Note: Odds Ratio can quickly go to $\inf$ or -$\inf$. if $P(\mbox{word}\ |\ \mbox{class}_b) = 0$ or $P(\mbox{word}\ |\ \mbox{class}_b) = 0$.
Solution: smoothing. Assume every word appeared $\alpha$ (typically 0.01) + the counts in each category.
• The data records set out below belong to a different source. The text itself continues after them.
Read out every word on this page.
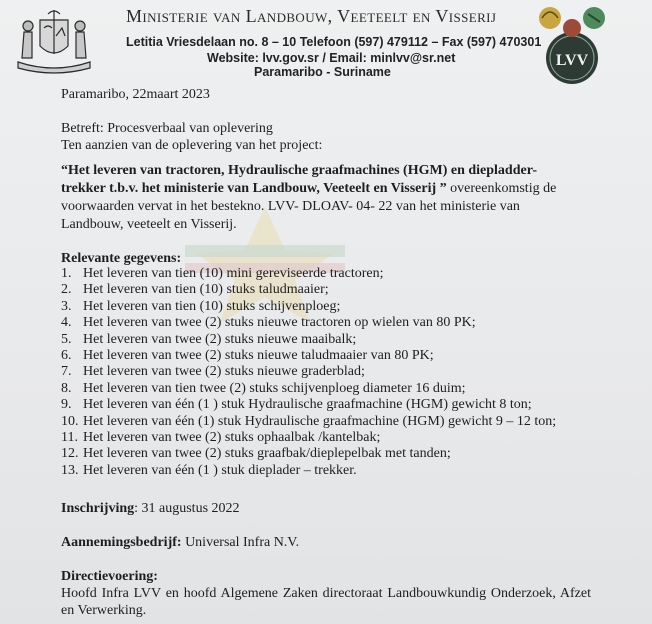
Ministerie van Landbouw, Veeteelt en Visserij
Letitia Vriesdelaan no. 8 – 10 Telefoon (597) 479112 – Fax (597) 470301
Website: lvv.gov.sr / Email: minlvv@sr.net
Paramaribo - Suriname
LVV
Paramaribo, 22maart 2023
Betreft: Procesverbaal van oplevering
Ten aanzien van de oplevering van het project:
“Het leveren van tractoren, Hydraulische graafmachines (HGM) en diepladder-
trekker t.b.v. het ministerie van Landbouw, Veeteelt en Visserij ” overeenkomstig de
voorwaarden vervat in het bestekno. LVV- DLOAV- 04- 22 van het ministerie van
Landbouw, veeteelt en Visserij.
Relevante gegevens:
1. Het leveren van tien (10) mini gereviseerde tractoren;
2. Het leveren van tien (10) stuks taludmaaier;
3. Het leveren van tien (10) stuks schijvenploeg;
4. Het leveren van twee (2) stuks nieuwe tractoren op wielen van 80 PK;
5. Het leveren van twee (2) stuks nieuwe maaibalk;
6. Het leveren van twee (2) stuks nieuwe taludmaaier van 80 PK;
7. Het leveren van twee (2) stuks nieuwe graderblad;
8. Het leveren van tien twee (2) stuks schijvenploeg diameter 16 duim;
9. Het leveren van één (1 ) stuk Hydraulische graafmachine (HGM) gewicht 8 ton;
10. Het leveren van één (1) stuk Hydraulische graafmachine (HGM) gewicht 9 – 12 ton;
11. Het leveren van twee (2) stuks ophaalbak /kantelbak;
12. Het leveren van twee (2) stuks graafbak/dieplepelbak met tanden;
13. Het leveren van één (1 ) stuk dieplader – trekker.
Inschrijving: 31 augustus 2022
Aannemingsbedrijf: Universal Infra N.V.
Directievoering:
Hoofd Infra LVV en hoofd Algemene Zaken directoraat Landbouwkundig Onderzoek, Afzet en Verwerking.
Log ratio, scale for variance (see Monroe et al. for more details).
$$ \mbox{Odds}_{\mbox{uninformative Dirichlet prior}}(\mbox{word}\ |\ \mbox{class}) = \frac{\#(\mbox{word}, \mbox{class}) + \alpha}{\sum_{\mbox{word}' != \mbox{word}} \alpha + \#(\mbox{word}', \mbox{class})} $$Alternatively, one can use word counts from an in-domain, background corpus (the "informative Dirichlet prior").
$$ \mbox{Odds}_\mbox{informative Dirichlet prior}(\mbox{word}\ |\ \mbox{class}) = \frac{\#(\mbox{word}, \mbox{class}) + \#(\mbox{word}, \mbox{background corpus})}{\sum_{\mbox{word}' != \mbox{word}} \#(\mbox{word}', \mbox{background corpus}) + \#(\mbox{word}', \mbox{class})} $$freq_df = corpus.get_term_freq_df().rename(columns={'democrat freq': 'y_dem', 'republican freq': 'y_rep'})
a_w = 0.01
y_i, y_j = freq_df['y_dem'].values, freq_df['y_rep'].values
n_i, n_j = y_i.sum(), y_j.sum()
a_0 = len(freq_df) * a_w
delta_i_j = ( np.log((y_i + a_w) / (n_i + a_0 - y_i - a_w))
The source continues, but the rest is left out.